The decomposition algorithm for 3NF ensures the preservation of dependencies by explicitly building a schema for each dependency in the canonical cover. It guarantees that at least one schema must hold a candidate key for the one being decomposed, which in turn ensures the decomposition generated to be a lossless decomposition.

### 3NF Decomposition Algorithm

```let Fc be a canonical cover for F;
i=0;
for each functional dependency α->β in Fc
i = i+1;
R = αβ;
If none of the schemas Rj, j=1,2,…I holds a candidate key for R
Then
i = i+1;
Ri= any candidate key for R;
/* Optionally, remove the repetitive relations*/
Repeat
If any schema Rj is contained in another schema Rk
Then
/* Delete Rj */
Rj = Ri;
i = i-1;
until no more Rjs can be deleted
return (R1, R2, . . .  ,Ri)
```

Here, R is the given relation, and F is the given set of functional dependency for which Fc maintains the canonical cover. R1, R2, . . . , Ri are the decomposed parts of the given relation R. Thus, this algorithm preserves the dependency as well as generates the lossless decomposition of relation R.

A 3NF algorithm is also known as a 3NF synthesis algorithm. It is called so because the normal form works on a dependency set, and instead of repeatedly decomposing the initial schema, it adds one schema at a time.
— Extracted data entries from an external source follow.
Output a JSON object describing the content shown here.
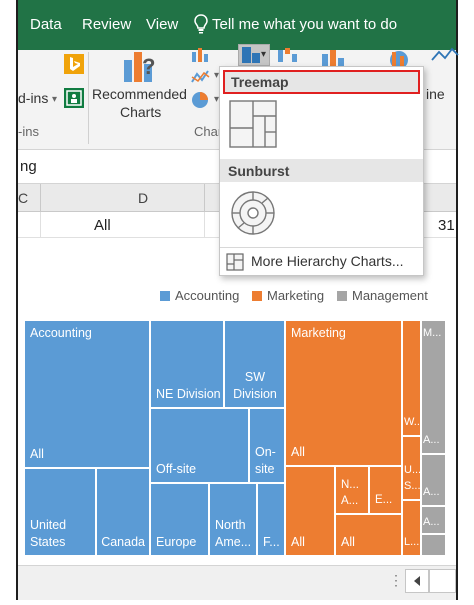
{
  "ribbon": {
    "tabs": [
      "Data",
      "Review",
      "View"
    ],
    "tell_me": "Tell me what you want to do",
    "addins_label": "d-ins",
    "addins_group": "-ins",
    "recommended_charts_line1": "Recommended",
    "recommended_charts_line2": "Charts",
    "charts_group": "Char",
    "line_label": "ine"
  },
  "namebox": "ng",
  "columns": [
    "C",
    "D"
  ],
  "row1": {
    "d_value": "All",
    "right_value": "31"
  },
  "treemap_menu": {
    "treemap_header": "Treemap",
    "sunburst_header": "Sunburst",
    "more_link": "More Hierarchy Charts..."
  },
  "legend": [
    {
      "label": "Accounting",
      "color": "#5b9bd5"
    },
    {
      "label": "Marketing",
      "color": "#ed7d31"
    },
    {
      "label": "Management",
      "color": "#a5a5a5"
    }
  ],
  "tiles": {
    "accounting_top": "Accounting",
    "accounting_all": "All",
    "ne_division": "NE Division",
    "sw_division": "SW Division",
    "offsite": "Off-site",
    "onsite": "On-site",
    "united_states": "United States",
    "canada": "Canada",
    "europe": "Europe",
    "north_america": "North Ame...",
    "f_tile": "F...",
    "marketing_top": "Marketing",
    "marketing_all": "All",
    "marketing_all2": "All",
    "marketing_all3": "All",
    "m_n": "N...",
    "m_a": "A...",
    "m_e": "E...",
    "m_w": "W...",
    "m_u": "U...",
    "m_s": "S...",
    "m_l": "L...",
    "mgmt_top": "M...",
    "mgmt_a": "A...",
    "mgmt_a2": "A...",
    "mgmt_a3": "A..."
  }
}
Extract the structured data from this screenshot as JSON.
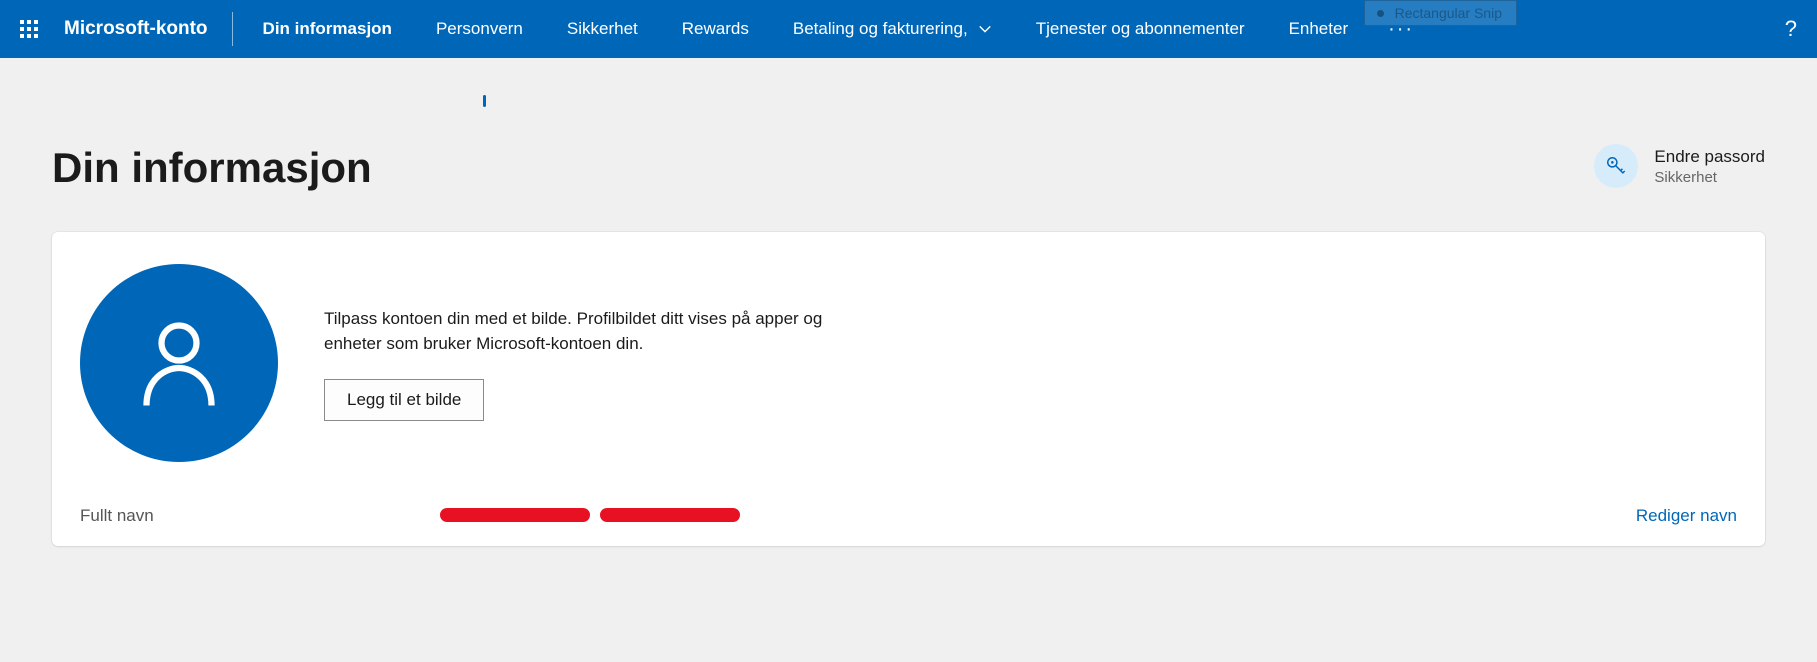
{
  "snip_label": "Rectangular Snip",
  "nav": {
    "brand": "Microsoft-konto",
    "items": [
      {
        "label": "Din informasjon",
        "active": true
      },
      {
        "label": "Personvern"
      },
      {
        "label": "Sikkerhet"
      },
      {
        "label": "Rewards"
      },
      {
        "label": "Betaling og fakturering,",
        "dropdown": true
      },
      {
        "label": "Tjenester og abonnementer"
      },
      {
        "label": "Enheter"
      }
    ],
    "more": "···",
    "help": "?"
  },
  "page": {
    "title": "Din informasjon",
    "quick_action": {
      "title": "Endre passord",
      "subtitle": "Sikkerhet"
    }
  },
  "profile": {
    "description": "Tilpass kontoen din med et bilde. Profilbildet ditt vises på apper og enheter som bruker Microsoft-kontoen din.",
    "add_photo_label": "Legg til et bilde"
  },
  "name_row": {
    "label": "Fullt navn",
    "edit_label": "Rediger navn"
  }
}
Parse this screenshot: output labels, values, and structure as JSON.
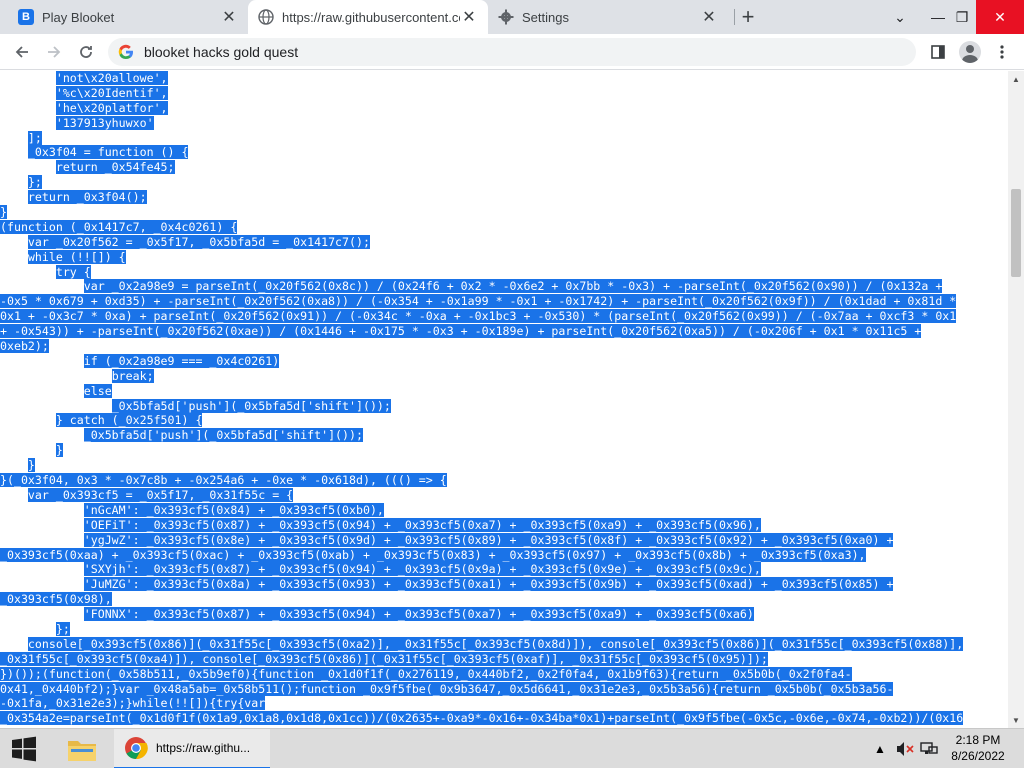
{
  "tabs": [
    {
      "title": "Play Blooket",
      "icon": "blooket-icon",
      "active": false
    },
    {
      "title": "https://raw.githubusercontent.co",
      "icon": "globe-icon",
      "active": true
    },
    {
      "title": "Settings",
      "icon": "gear-icon",
      "active": false
    }
  ],
  "omnibox": {
    "value": "blooket hacks gold quest"
  },
  "taskbar": {
    "chrome_label": "https://raw.githu...",
    "time": "2:18 PM",
    "date": "8/26/2022"
  },
  "code": {
    "lines": [
      [
        "        ",
        "'not\\x20allowe',"
      ],
      [
        "        ",
        "'%c\\x20Identif',"
      ],
      [
        "        ",
        "'he\\x20platfor',"
      ],
      [
        "        ",
        "'137913yhuwxo'"
      ],
      [
        "    ",
        "];"
      ],
      [
        "    ",
        "_0x3f04 = function () {"
      ],
      [
        "        ",
        "return _0x54fe45;"
      ],
      [
        "    ",
        "};"
      ],
      [
        "    ",
        "return _0x3f04();"
      ],
      [
        "",
        "}"
      ],
      [
        "",
        "(function (_0x1417c7, _0x4c0261) {"
      ],
      [
        "    ",
        "var _0x20f562 = _0x5f17, _0x5bfa5d = _0x1417c7();"
      ],
      [
        "    ",
        "while (!![]) {"
      ],
      [
        "        ",
        "try {"
      ],
      [
        "            ",
        "var _0x2a98e9 = parseInt(_0x20f562(0x8c)) / (0x24f6 + 0x2 * -0x6e2 + 0x7bb * -0x3) + -parseInt(_0x20f562(0x90)) / (0x132a +"
      ],
      [
        "",
        "-0x5 * 0x679 + 0xd35) + -parseInt(_0x20f562(0xa8)) / (-0x354 + -0x1a99 * -0x1 + -0x1742) + -parseInt(_0x20f562(0x9f)) / (0x1dad + 0x81d *"
      ],
      [
        "",
        "0x1 + -0x3c7 * 0xa) + parseInt(_0x20f562(0x91)) / (-0x34c * -0xa + -0x1bc3 + -0x530) * (parseInt(_0x20f562(0x99)) / (-0x7aa + 0xcf3 * 0x1"
      ],
      [
        "",
        "+ -0x543)) + -parseInt(_0x20f562(0xae)) / (0x1446 + -0x175 * -0x3 + -0x189e) + parseInt(_0x20f562(0xa5)) / (-0x206f + 0x1 * 0x11c5 +"
      ],
      [
        "",
        "0xeb2);"
      ],
      [
        "            ",
        "if (_0x2a98e9 === _0x4c0261)"
      ],
      [
        "                ",
        "break;"
      ],
      [
        "            ",
        "else"
      ],
      [
        "                ",
        "_0x5bfa5d['push'](_0x5bfa5d['shift']());"
      ],
      [
        "        ",
        "} catch (_0x25f501) {"
      ],
      [
        "            ",
        "_0x5bfa5d['push'](_0x5bfa5d['shift']());"
      ],
      [
        "        ",
        "}"
      ],
      [
        "    ",
        "}"
      ],
      [
        "",
        "}(_0x3f04, 0x3 * -0x7c8b + -0x254a6 + -0xe * -0x618d), ((() => {"
      ],
      [
        "    ",
        "var _0x393cf5 = _0x5f17, _0x31f55c = {"
      ],
      [
        "            ",
        "'nGcAM': _0x393cf5(0x84) + _0x393cf5(0xb0),"
      ],
      [
        "            ",
        "'OEFiT': _0x393cf5(0x87) + _0x393cf5(0x94) + _0x393cf5(0xa7) + _0x393cf5(0xa9) + _0x393cf5(0x96),"
      ],
      [
        "            ",
        "'ygJwZ': _0x393cf5(0x8e) + _0x393cf5(0x9d) + _0x393cf5(0x89) + _0x393cf5(0x8f) + _0x393cf5(0x92) + _0x393cf5(0xa0) +"
      ],
      [
        "",
        "_0x393cf5(0xaa) + _0x393cf5(0xac) + _0x393cf5(0xab) + _0x393cf5(0x83) + _0x393cf5(0x97) + _0x393cf5(0x8b) + _0x393cf5(0xa3),"
      ],
      [
        "            ",
        "'SXYjh': _0x393cf5(0x87) + _0x393cf5(0x94) + _0x393cf5(0x9a) + _0x393cf5(0x9e) + _0x393cf5(0x9c),"
      ],
      [
        "            ",
        "'JuMZG': _0x393cf5(0x8a) + _0x393cf5(0x93) + _0x393cf5(0xa1) + _0x393cf5(0x9b) + _0x393cf5(0xad) + _0x393cf5(0x85) +"
      ],
      [
        "",
        "_0x393cf5(0x98),"
      ],
      [
        "            ",
        "'FONNX': _0x393cf5(0x87) + _0x393cf5(0x94) + _0x393cf5(0xa7) + _0x393cf5(0xa9) + _0x393cf5(0xa6)"
      ],
      [
        "        ",
        "};"
      ],
      [
        "    ",
        "console[_0x393cf5(0x86)](_0x31f55c[_0x393cf5(0xa2)], _0x31f55c[_0x393cf5(0x8d)]), console[_0x393cf5(0x86)](_0x31f55c[_0x393cf5(0x88)],"
      ],
      [
        "",
        "_0x31f55c[_0x393cf5(0xa4)]), console[_0x393cf5(0x86)](_0x31f55c[_0x393cf5(0xaf)], _0x31f55c[_0x393cf5(0x95)]);"
      ],
      [
        "",
        "})());(function(_0x58b511,_0x5b9ef0){function _0x1d0f1f(_0x276119,_0x440bf2,_0x2f0fa4,_0x1b9f63){return _0x5b0b(_0x2f0fa4-"
      ],
      [
        "",
        "0x41,_0x440bf2);}var _0x48a5ab=_0x58b511();function _0x9f5fbe(_0x9b3647,_0x5d6641,_0x31e2e3,_0x5b3a56){return _0x5b0b(_0x5b3a56-"
      ],
      [
        "",
        "-0x1fa,_0x31e2e3);}while(!![]){try{var"
      ],
      [
        "",
        "_0x354a2e=parseInt(_0x1d0f1f(0x1a9,0x1a8,0x1d8,0x1cc))/(0x2635+-0xa9*-0x16+-0x34ba*0x1)+parseInt(_0x9f5fbe(-0x5c,-0x6e,-0x74,-0xb2))/(0x16"
      ]
    ]
  }
}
### Drawbacks of 3NF Decomposing Algorithm

• The result of the decomposing algorithm is not uniquely defined because a set of functional dependencies can hold more than one canonical cover.
• In some cases, the result of the algorithm depends on the order in which it considers the dependencies in Fc.
• If the given relation is already present in the third normal form, then also it may decompose a relation.